Волгины
На гребнях балок, на перекрестках дорог, как грибы, вырастали дзоты, рылись окопы. Город опоясывался ломаными линиями траншей и противотанковых рвов. На окраинах, у главных дорог, занимали оборону ополченцы. Ржавые, склепанные из рельсов противотанковые ежи топорщились на въезде в улицы, штабеля мешков с песком и серые завалы булыжника преграждали пути.

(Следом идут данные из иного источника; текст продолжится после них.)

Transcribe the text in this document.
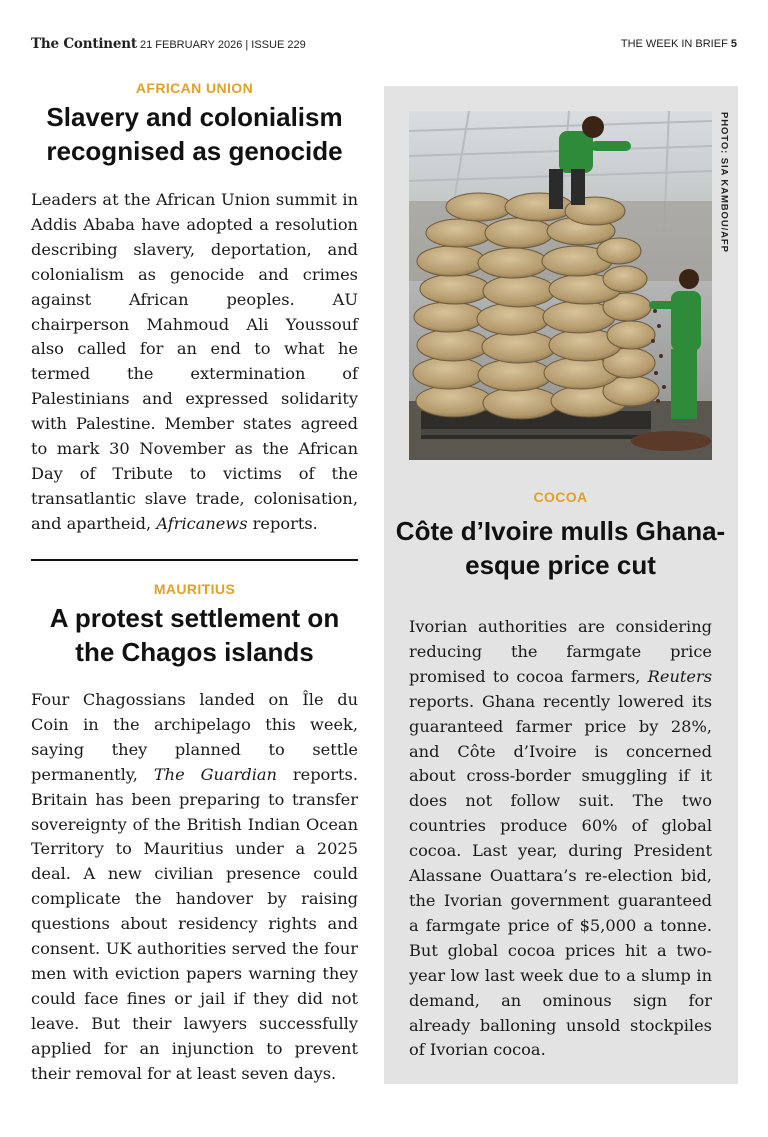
The Continent 21 FEBRUARY 2026 | ISSUE 229	THE WEEK IN BRIEF 5
AFRICAN UNION
Slavery and colonialism recognised as genocide
Leaders at the African Union summit in Addis Ababa have adopted a resolution describing slavery, deportation, and colonialism as genocide and crimes against African peoples. AU chairperson Mahmoud Ali Youssouf also called for an end to what he termed the extermination of Palestinians and expressed solidarity with Palestine. Member states agreed to mark 30 November as the African Day of Tribute to victims of the transatlantic slave trade, colonisation, and apartheid, Africanews reports.
MAURITIUS
A protest settlement on the Chagos islands
Four Chagossians landed on Île du Coin in the archipelago this week, saying they planned to settle permanently, The Guardian reports. Britain has been preparing to transfer sovereignty of the British Indian Ocean Territory to Mauritius under a 2025 deal. A new civilian presence could complicate the handover by raising questions about residency rights and consent. UK authorities served the four men with eviction papers warning they could face fines or jail if they did not leave. But their lawyers successfully applied for an injunction to prevent their removal for at least seven days.
PHOTO: SIA KAMBOU/AFP
COCOA
Côte d’Ivoire mulls Ghana-esque price cut
Ivorian authorities are considering reducing the farmgate price promised to cocoa farmers, Reuters reports. Ghana recently lowered its guaranteed farmer price by 28%, and Côte d’Ivoire is concerned about cross-border smuggling if it does not follow suit. The two countries produce 60% of global cocoa. Last year, during President Alassane Ouattara’s re-election bid, the Ivorian government guaranteed a farmgate price of $5,000 a tonne. But global cocoa prices hit a two-year low last week due to a slump in demand, an ominous sign for already balloning unsold stockpiles of Ivorian cocoa.
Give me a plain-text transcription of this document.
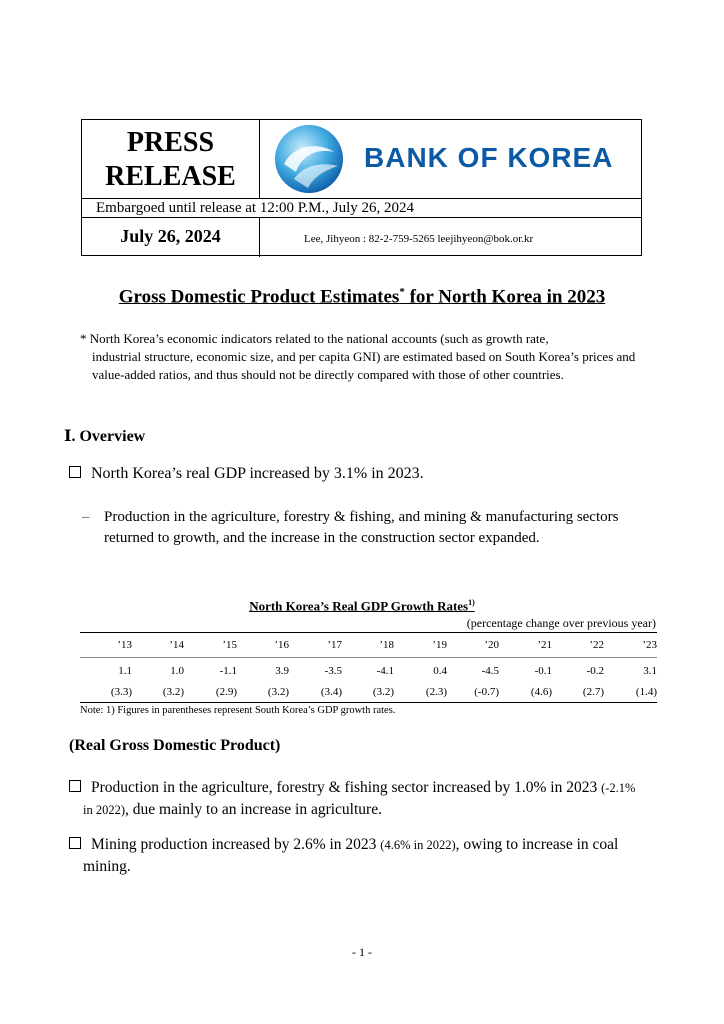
PRESS RELEASE
BANK OF KOREA
Embargoed until release at 12:00 P.M., July 26, 2024
July 26, 2024	Lee, Jihyeon : 82-2-759-5265 leejihyeon@bok.or.kr
Gross Domestic Product Estimates* for North Korea in 2023
* North Korea’s economic indicators related to the national accounts (such as growth rate,
industrial structure, economic size, and per capita GNI) are estimated based on South Korea’s prices and value-added ratios, and thus should not be directly compared with those of other countries.
Ⅰ. Overview
North Korea’s real GDP increased by 3.1% in 2023.
– Production in the agriculture, forestry & fishing, and mining & manufacturing sectors returned to growth, and the increase in the construction sector expanded.
North Korea’s Real GDP Growth Rates$^{1)}$
(percentage change over previous year)
’13	’14	’15	’16	’17	’18	’19	’20	’21	’22	’23
1.1	1.0	-1.1	3.9	-3.5	-4.1	0.4	-4.5	-0.1	-0.2	3.1
(3.3)	(3.2)	(2.9)	(3.2)	(3.4)	(3.2)	(2.3)	(-0.7)	(4.6)	(2.7)	(1.4)
Note: 1) Figures in parentheses represent South Korea’s GDP growth rates.
(Real Gross Domestic Product)
Production in the agriculture, forestry & fishing sector increased by 1.0% in 2023 (-2.1%
in 2022), due mainly to an increase in agriculture.
Mining production increased by 2.6% in 2023 (4.6% in 2022), owing to increase in coal
mining.
- 1 -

Когда-то приветливый, с широко открывавшейся в задонские луга и займища перспективой город насупился. Днем под скупым солнцем теплел асфальт улиц; омытое дождями васильковое небо распахивалось над городом, как гигантское окно в безграничный мир, а внизу двигались толпы людей с угрюмыми лицами и, казалось, не замечали ни ласкового неба, ни ярких красок придонской золотой осени.
Мебельная фабрика, где работал Прохор Матвеевич, готовилась к эвакуации. Часть оборудования уже была подготовлена к погрузке. Прохор Матвеевич почти не ночевал дома, забегая только по утрам, чтобы наскоро перехватить что-нибудь из еды и подбодрить женщин. Здоровье Александры Михайловны ухудшилось, но в постель она не ложилась, а сиживала в кресле, пока не проходил сердечный приступ. Лицо ее при этом зловеще желтело и покрывалось липкой испариной, губы вытягивались в серую нитку.
В последнее время Прохор Матвеевич все еще не мог решить, уезжать ли вместе с фабрикой или оставаться в городе и, если немцы все-таки прорвутся к городу, до последнего часа держаться на рубежах и уходить только вместе с ополченцами. Такая раздвоенность сильно мучила Прохора Матвеевича. Бессонные ночи, постоянные колебания, нерешительность, болезнь Александры Михайловны сделали его еще более мрачным и раздражительным. Он не мог разговаривать спокойно — всюду чудился ему беспорядок, всех он подозревал в нераспорядительности и трусости.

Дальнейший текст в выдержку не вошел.